So I'm unsure about using the fundamental theorem of calculus. The theorem I have is as follows:
Suppose $f(x)$ is continuous on $[a,b]$
- If $g(x) = \int_{a}^{x} f(t) \,\mathrm{d}t$, then $g'(x) = f(x)$.
- $\int_{a}^{b} f(x) \,\mathrm{d}x = F(b) - F(a)$ where $F$ is any antiderivative of $f$.
I'll use an example to elaborate my problem.
Let $F(x) = \int_{1}^{2x} \cos(t^2) \,\mathrm{d}t$. I want to find $F'(x)$.
So from examples I have seen I think, then $F(2x) = \cos (x^2)$, so to get $F'(x)$ we use the chain rule and our answer is $2\cos(4x^2)$. I know the answer is correct but have I written everything right?
Anyway, I somewhat understand this, but what if the limits where $1$ and $2$ say, rather than $1$ and $2x$? Do we use the second part of the theorem then?
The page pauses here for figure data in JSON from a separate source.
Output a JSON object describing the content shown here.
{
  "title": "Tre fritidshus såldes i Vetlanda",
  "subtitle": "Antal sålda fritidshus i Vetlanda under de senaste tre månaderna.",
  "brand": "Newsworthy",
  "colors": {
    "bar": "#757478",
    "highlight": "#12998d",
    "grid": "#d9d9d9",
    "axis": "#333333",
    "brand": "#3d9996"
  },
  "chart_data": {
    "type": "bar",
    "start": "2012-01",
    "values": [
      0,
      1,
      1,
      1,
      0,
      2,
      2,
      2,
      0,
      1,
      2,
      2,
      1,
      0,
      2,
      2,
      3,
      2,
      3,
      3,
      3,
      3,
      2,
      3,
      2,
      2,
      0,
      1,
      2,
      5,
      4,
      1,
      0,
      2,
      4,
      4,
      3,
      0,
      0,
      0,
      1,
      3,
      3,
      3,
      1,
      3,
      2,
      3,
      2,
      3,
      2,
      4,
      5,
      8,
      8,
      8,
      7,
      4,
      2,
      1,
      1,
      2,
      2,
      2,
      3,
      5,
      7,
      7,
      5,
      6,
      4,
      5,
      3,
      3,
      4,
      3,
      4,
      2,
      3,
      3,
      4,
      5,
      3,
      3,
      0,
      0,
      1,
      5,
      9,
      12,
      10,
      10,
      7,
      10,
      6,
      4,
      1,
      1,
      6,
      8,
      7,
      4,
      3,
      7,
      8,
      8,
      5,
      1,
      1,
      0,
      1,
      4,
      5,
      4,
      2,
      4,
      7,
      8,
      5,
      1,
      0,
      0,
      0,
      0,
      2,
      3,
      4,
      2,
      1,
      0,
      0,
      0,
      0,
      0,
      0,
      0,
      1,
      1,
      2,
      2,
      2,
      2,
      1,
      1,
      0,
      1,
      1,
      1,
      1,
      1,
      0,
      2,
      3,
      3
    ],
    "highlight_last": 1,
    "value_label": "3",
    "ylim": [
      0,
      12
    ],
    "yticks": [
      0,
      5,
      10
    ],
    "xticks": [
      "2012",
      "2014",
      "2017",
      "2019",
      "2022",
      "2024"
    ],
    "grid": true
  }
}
Are we just using the first part of the theorem in the question above because there's the variable $x$ involved (in $2x)$? Or does the second part of the theorem just state generally how to evaluate the integral? I think part of the issue is that we learn to integrate first and then are presented with this theorem and it seems like it is just stating what we already know.
Thank you
Let $f(x)=\int_1^x\cos t^2\,\mathrm dt$. Then $F(x)=f(2x)$ and therefore, by the chain rule,$$F'(x)=2f'(2x)=2\cos\bigl((2x)^2\bigr)=2\cos(4x^2).$$
If the upper limit is $2$ and not $2x$, then $F$ is contant and therefore $F'\equiv0$.